Trefferts Untersuchung erkannte auch einen großen Gegensatz im Geschlechterverhältnis von autistischen Kindern und stellte fest, dass Jungen häufiger an der Krankheit litten als Mädchen, und zwar im Verhältnis 3,4 zu 1. Ebenso fand man heraus, dass Eltern autistischer Kinder „ein hohes Bildungsniveau“ hatten und „eine geringe Inzidenz psychischer Erkrankungen“ aufwiesen.

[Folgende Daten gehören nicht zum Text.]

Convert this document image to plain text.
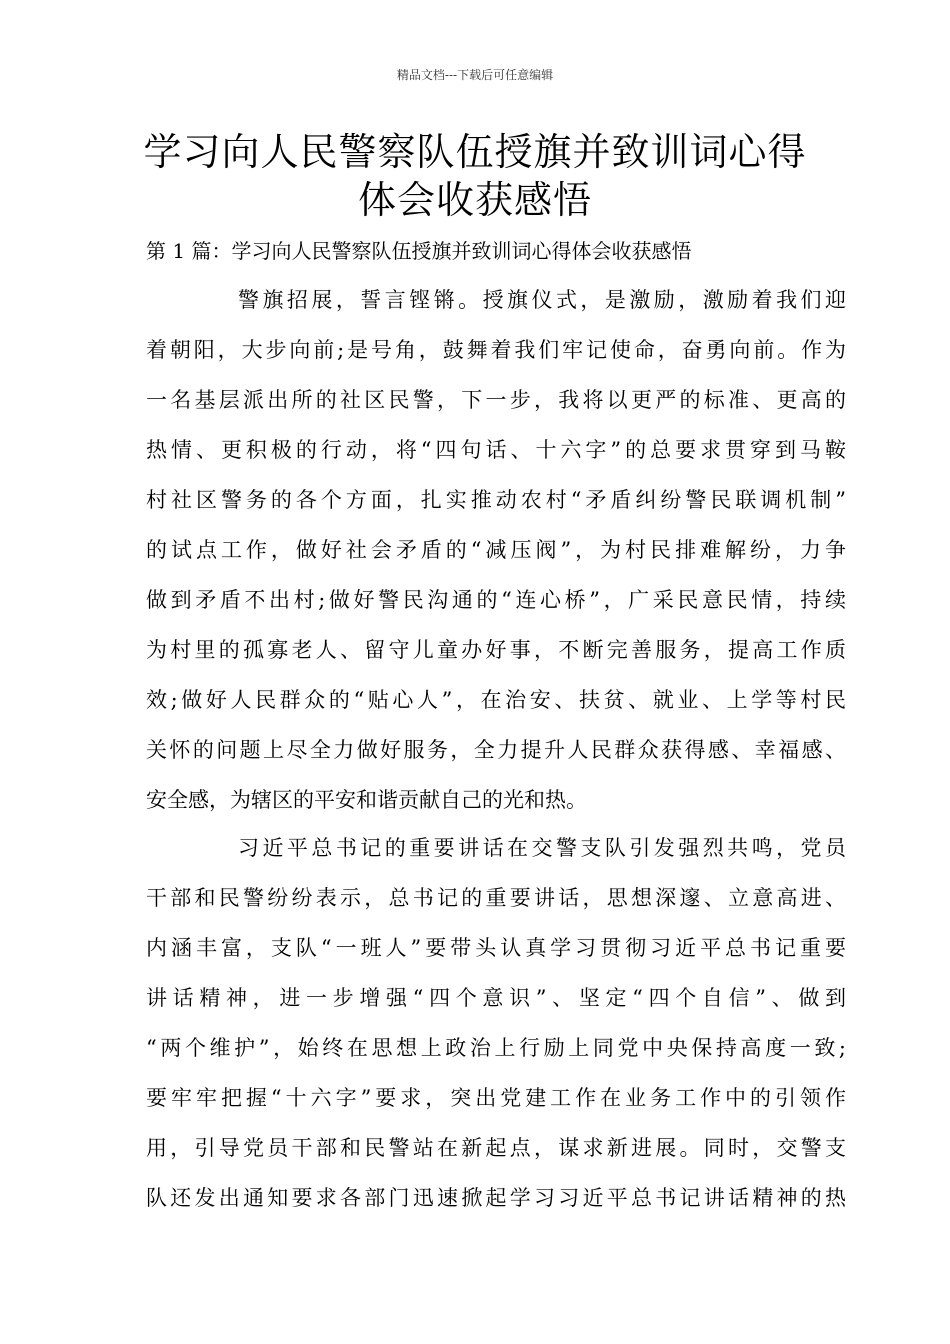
精品文档---下载后可任意编辑
学习向人民警察队伍授旗并致训词心得
体会收获感悟
第 1 篇：学习向人民警察队伍授旗并致训词心得体会收获感悟
警旗招展，誓言铿锵。授旗仪式，是激励，激励着我们迎
着朝阳，大步向前;是号角，鼓舞着我们牢记使命，奋勇向前。作为
一名基层派出所的社区民警，下一步，我将以更严的标准、更高的
热情、更积极的行动，将“四句话、十六字”的总要求贯穿到马鞍
村社区警务的各个方面，扎实推动农村“矛盾纠纷警民联调机制”
的试点工作，做好社会矛盾的“减压阀”，为村民排难解纷，力争
做到矛盾不出村;做好警民沟通的“连心桥”，广采民意民情，持续
为村里的孤寡老人、留守儿童办好事，不断完善服务，提高工作质
效;做好人民群众的“贴心人”，在治安、扶贫、就业、上学等村民
关怀的问题上尽全力做好服务，全力提升人民群众获得感、幸福感、
安全感，为辖区的平安和谐贡献自己的光和热。
习近平总书记的重要讲话在交警支队引发强烈共鸣，党员
干部和民警纷纷表示，总书记的重要讲话，思想深邃、立意高进、
内涵丰富，支队“一班人”要带头认真学习贯彻习近平总书记重要
讲话精神，进一步增强“四个意识”、坚定“四个自信”、做到
“两个维护”，始终在思想上政治上行励上同党中央保持高度一致;
要牢牢把握“十六字”要求，突出党建工作在业务工作中的引领作
用，引导党员干部和民警站在新起点，谋求新进展。同时，交警支
队还发出通知要求各部门迅速掀起学习习近平总书记讲话精神的热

Die Studie war besonders gründlich und die Autoren hatten Zugang zur gesamten psychiatrischen Infrastruktur von Wisconsin, einschließlich aller Einrichtungen, in denen sich ein Kind mit Symptomen einer psychischen Störung befand.

Treffert war der Ansicht, „dass es aufgrund der Komplexität der neurologischen Störung, der schwierigen Differentialdiagnose und der komplizierten Dispositionsplanung sehr unwahrscheinlich war, dass innerhalb von fünf Jahren kein Fall von Kindheitsschizophrenie oder frühkindlichem Autismus in der Altersgruppe bis zu 12 Jahren in einer der oben genannten Situationen aufgetreten wäre.“ Wäre Steve Silbermans Weltanschauung richtig, hätte es in Wisconsin mehr als 18.000 Kinder mit Autismus geben müssen. Dr. Treffert und sein Team fanden lediglich etwas mehr als 60.

45 Jahre später, im Jahr 2015, kommentierte Treffert die Autismus-Epidemie für die Wisconsin Medical Society in einem Blog-Beitrag. Während er einerseits behauptete, dass die Zunahme der Autismusfälle sich teilweise darauf zurückführen ließe, dass die Anzahl der Kriterien vergrößert wurde (siehe das dritte Argument zur Leugnung der Autismus-Epidemie auf Seite (S. 28)), machte er andererseits deutlich, dass er „überzeugt ist, dass es eine tatsächliche Zunahme der Erkrankung gibt … Und meiner Ansicht nach ist dieser Anstieg zum Teil tatsächlich auf einige Umweltfaktoren zurückzuführen (unterschiedliche Schadstoffe, die ebenfalls zu einer Zunahme weiterer angeborener Anomalien und Frühgeburten beitragen können)“.35

 

Lassen Sie mich das klarstellen, denn es handelt sich um eine wirklich große Sache: Der allererste Epidemiologe, der 1970 in Wisconsin die Autismusquote in Wisconsin analysierte, meint, dass es einen tatsächlichen Anstieg dieser Quote gebe und diese Zunahme zumindest teilweise auf Umweltfaktoren zurückzuführen sei.